On July 2, 2013, the Clark County Coroner's Office said Guyard-Guillot fell around 90 ft, which is almost twice the distance reported initially. She died of blunt force trauma.

==Reaction==
An official statement by Cirque du Soleil read, "The entire Cirque du Soleil family is deeply saddened by the accidental death of Sarah (Sasoun) Guyard ... Our thoughts are with her family and the entire Cirque du Soleil family." Company founder Guy Laliberté said he was "heartbroken", and remarked, "We are all completely devastated with this news ... [Guyard-Guillot] has been an integral part of our Cirque du Soleil tight family. We are reminded, with great humility and respect, how extraordinary our artists are each and every night." A memorial website was quickly flooded with condolences.
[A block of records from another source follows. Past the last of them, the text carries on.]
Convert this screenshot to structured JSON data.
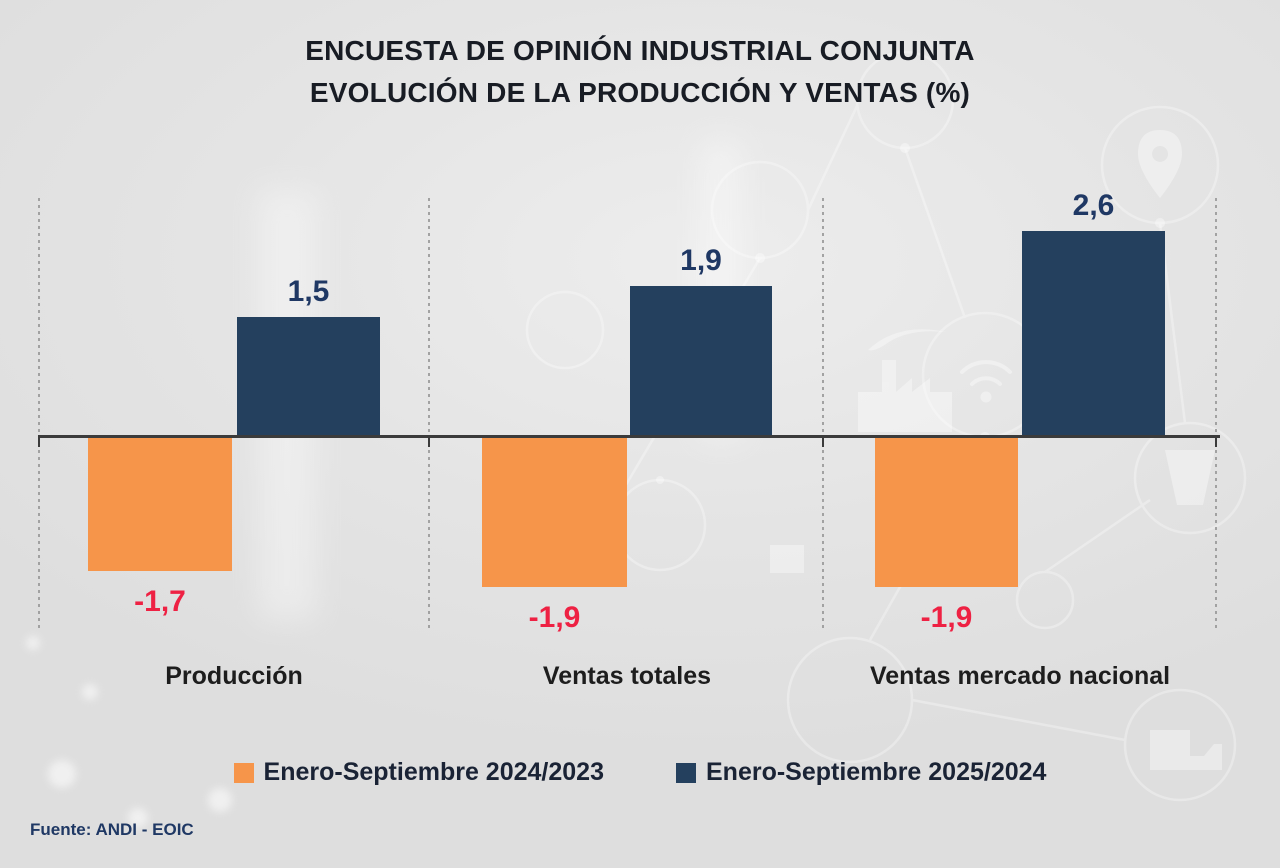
{
  "title": {
    "line1": "ENCUESTA DE OPINIÓN INDUSTRIAL CONJUNTA",
    "line2": "EVOLUCIÓN DE LA PRODUCCIÓN Y VENTAS (%)"
  },
  "source": "Fuente: ANDI - EOIC",
  "colors": {
    "background": "#E4E4E4",
    "axis": "#3B3B3B",
    "gridline": "#969696",
    "title_text": "#181C24",
    "category_text": "#1D1D1D",
    "legend_text": "#1A2335",
    "source_text": "#1F3864"
  },
  "chart_data": {
    "type": "bar",
    "title": "ENCUESTA DE OPINIÓN INDUSTRIAL CONJUNTA — EVOLUCIÓN DE LA PRODUCCIÓN Y VENTAS (%)",
    "categories": [
      "Producción",
      "Ventas totales",
      "Ventas mercado nacional"
    ],
    "series": [
      {
        "name": "Enero-Septiembre 2024/2023",
        "color": "#F6954A",
        "values": [
          -1.7,
          -1.9,
          -1.9
        ],
        "labels": [
          "-1,7",
          "-1,9",
          "-1,9"
        ]
      },
      {
        "name": "Enero-Septiembre 2025/2024",
        "color": "#24405E",
        "values": [
          1.5,
          1.9,
          2.6
        ],
        "labels": [
          "1,5",
          "1,9",
          "2,6"
        ]
      }
    ],
    "ylim": [
      -3,
      3
    ],
    "baseline": 0,
    "grid": "vertical dashed category separators",
    "legend_position": "bottom",
    "positive_label_color": "#1F3864",
    "negative_label_color": "#EE2143"
  }
}
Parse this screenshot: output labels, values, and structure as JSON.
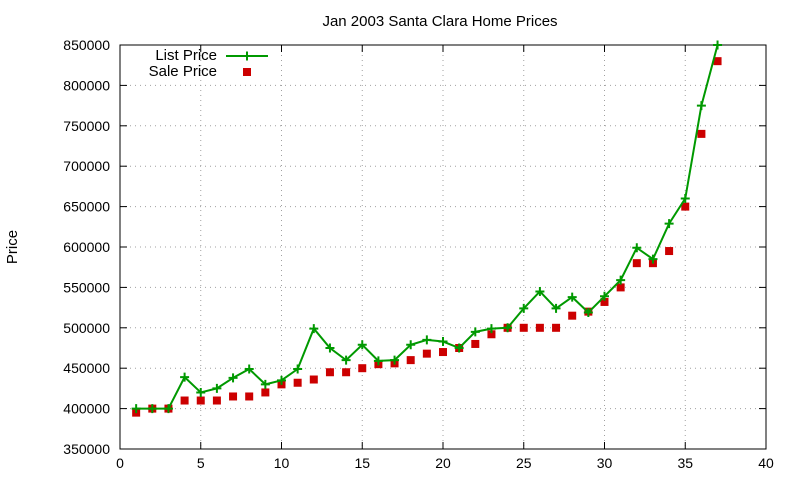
{
  "chart_data": {
    "type": "line",
    "title": "Jan 2003 Santa Clara Home Prices",
    "xlabel": "",
    "ylabel": "Price",
    "xlim": [
      0,
      40
    ],
    "ylim": [
      350000,
      850000
    ],
    "xticks": [
      0,
      5,
      10,
      15,
      20,
      25,
      30,
      35,
      40
    ],
    "yticks": [
      350000,
      400000,
      450000,
      500000,
      550000,
      600000,
      650000,
      700000,
      750000,
      800000,
      850000
    ],
    "grid": true,
    "legend_position": "top-left",
    "series": [
      {
        "name": "List Price",
        "style": "line+points",
        "color": "#009900",
        "x": [
          1,
          2,
          3,
          4,
          5,
          6,
          7,
          8,
          9,
          10,
          11,
          12,
          13,
          14,
          15,
          16,
          17,
          18,
          19,
          20,
          21,
          22,
          23,
          24,
          25,
          26,
          27,
          28,
          29,
          30,
          31,
          32,
          33,
          34,
          35,
          36,
          37
        ],
        "values": [
          400000,
          400000,
          400000,
          439000,
          420000,
          425000,
          438000,
          449000,
          430000,
          435000,
          449000,
          499000,
          475000,
          460000,
          479000,
          459000,
          460000,
          479000,
          485000,
          483000,
          475000,
          495000,
          499000,
          500000,
          524000,
          545000,
          524000,
          538000,
          519000,
          539000,
          559000,
          599000,
          585000,
          629000,
          660000,
          775000,
          850000
        ]
      },
      {
        "name": "Sale Price",
        "style": "points",
        "color": "#cc0000",
        "x": [
          1,
          2,
          3,
          4,
          5,
          6,
          7,
          8,
          9,
          10,
          11,
          12,
          13,
          14,
          15,
          16,
          17,
          18,
          19,
          20,
          21,
          22,
          23,
          24,
          25,
          26,
          27,
          28,
          29,
          30,
          31,
          32,
          33,
          34,
          35,
          36,
          37
        ],
        "values": [
          395000,
          400000,
          400000,
          410000,
          410000,
          410000,
          415000,
          415000,
          420000,
          430000,
          432000,
          436000,
          445000,
          445000,
          450000,
          455000,
          456000,
          460000,
          468000,
          470000,
          475000,
          480000,
          492000,
          500000,
          500000,
          500000,
          500000,
          515000,
          520000,
          532000,
          550000,
          580000,
          580000,
          595000,
          650000,
          740000,
          830000
        ]
      }
    ]
  }
}
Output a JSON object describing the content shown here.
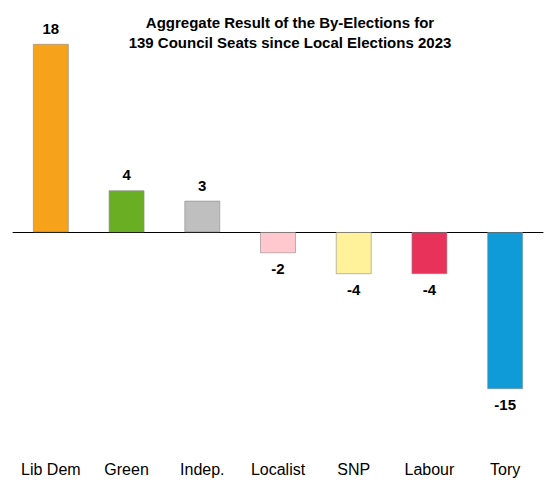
{
  "chart_data": {
    "type": "bar",
    "title": "Aggregate Result of the By-Elections for\n139 Council Seats since Local Elections 2023",
    "categories": [
      "Lib Dem",
      "Green",
      "Indep.",
      "Localist",
      "SNP",
      "Labour",
      "Tory"
    ],
    "values": [
      18,
      4,
      3,
      -2,
      -4,
      -4,
      -15
    ],
    "colors": [
      "#f7a21b",
      "#6aaf23",
      "#bfbfbf",
      "#ffc7ce",
      "#fff29a",
      "#e8325a",
      "#0f9bd7"
    ],
    "ylim": [
      -15,
      18
    ],
    "grid": false,
    "data_labels": true,
    "tick_labels": "x"
  }
}
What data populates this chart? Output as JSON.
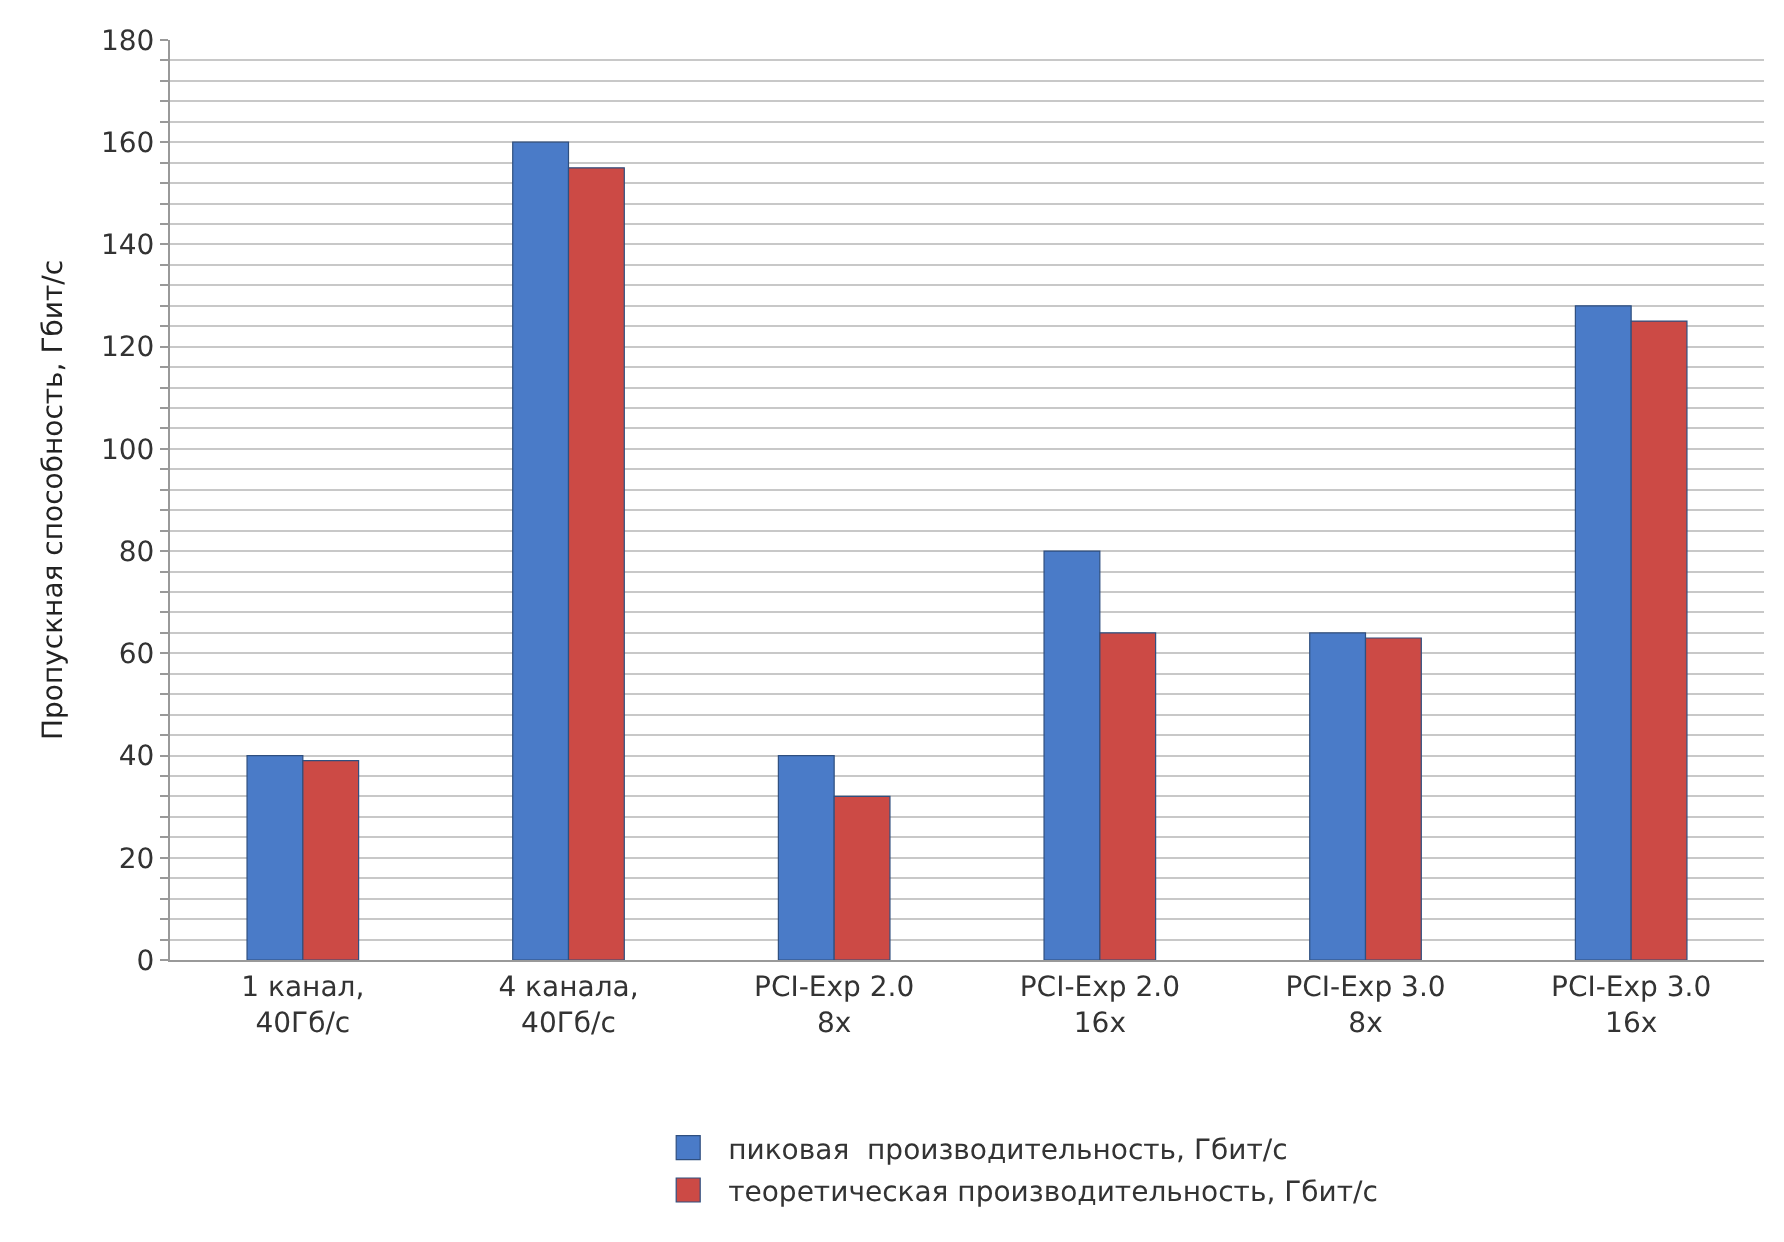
{
  "chart_data": {
    "type": "bar",
    "ylabel": "Пропускная способность, Гбит/с",
    "categories": [
      "1 канал,\n40Гб/с",
      "4 канала,\n40Гб/с",
      "PCI-Exp 2.0\n8x",
      "PCI-Exp 2.0\n16x",
      "PCI-Exp 3.0\n8x",
      "PCI-Exp 3.0\n16x"
    ],
    "series": [
      {
        "name": "пиковая  производительность, Гбит/с",
        "color": "#4a7bc8",
        "values": [
          40,
          160,
          40,
          80,
          64,
          128
        ]
      },
      {
        "name": "теоретическая производительность, Гбит/с",
        "color": "#cc4a45",
        "values": [
          39,
          155,
          32,
          64,
          63,
          125
        ]
      }
    ],
    "ylim": [
      0,
      180
    ],
    "yticks": [
      0,
      {
        "value": 4,
        "label": null
      },
      {
        "value": 8,
        "label": null
      },
      {
        "value": 12,
        "label": null
      },
      {
        "value": 16,
        "label": null
      },
      20,
      {
        "value": 24,
        "label": null
      },
      {
        "value": 28,
        "label": null
      },
      {
        "value": 32,
        "label": null
      },
      {
        "value": 36,
        "label": null
      },
      40,
      {
        "value": 44,
        "label": null
      },
      {
        "value": 48,
        "label": null
      },
      {
        "value": 52,
        "label": null
      },
      {
        "value": 56,
        "label": null
      },
      60,
      {
        "value": 64,
        "label": null
      },
      {
        "value": 68,
        "label": null
      },
      {
        "value": 72,
        "label": null
      },
      {
        "value": 76,
        "label": null
      },
      80,
      {
        "value": 84,
        "label": null
      },
      {
        "value": 88,
        "label": null
      },
      {
        "value": 92,
        "label": null
      },
      {
        "value": 96,
        "label": null
      },
      100,
      {
        "value": 104,
        "label": null
      },
      {
        "value": 108,
        "label": null
      },
      {
        "value": 112,
        "label": null
      },
      {
        "value": 116,
        "label": null
      },
      120,
      {
        "value": 124,
        "label": null
      },
      {
        "value": 128,
        "label": null
      },
      {
        "value": 132,
        "label": null
      },
      {
        "value": 136,
        "label": null
      },
      140,
      {
        "value": 144,
        "label": null
      },
      {
        "value": 148,
        "label": null
      },
      {
        "value": 152,
        "label": null
      },
      {
        "value": 156,
        "label": null
      },
      160,
      {
        "value": 164,
        "label": null
      },
      {
        "value": 168,
        "label": null
      },
      {
        "value": 172,
        "label": null
      },
      {
        "value": 176,
        "label": null
      },
      180
    ],
    "grid": "y",
    "legend": "bottom"
  }
}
Performances of Kà were put on hold indefinitely. On July 14, 2013, it was announced that performances of the show (in a modified form) would resume on July 16, 2013, and that a full schedule would be resumed on July 23, 2013. The first performance was dedicated to Guyard-Guillot, who was described as "an exceptional artist".

==Investigation==

A formal investigation into Guyard-Guillot's death was launched by Nevada OSHA. John Fudenberg of the Clark County Coroner’s office, who worked with OSHA on the investigation, said, "There is certainly safety apparatus that is used during any Cirque du Soleil show, and I know that company is very safety-conscious. We have to make sure we inspect the safety harnesses ... Our priority is to find out how this happened." The investigation was expected to take up to six months.

On October 29, 2013, Nevada OSHA initially issued six citations totaling $25,000 in fines and penalties for Cirque du Soleil Nevada, and three citations totaling $7,000 for the MGM Grand. In November 2013, all but one of the violations issued against Cirque du Soleil in the incident were withdrawn by agency investigators. According to the remaining OSHA violation and a press conference from Cirque du Soleil, Guyard-Guillot hit the catwalk above her when ascending. This sent a force up the cable causing her wire rope to be jarred out of a pulley and then severed by the edge of the pulley, leading her to fall.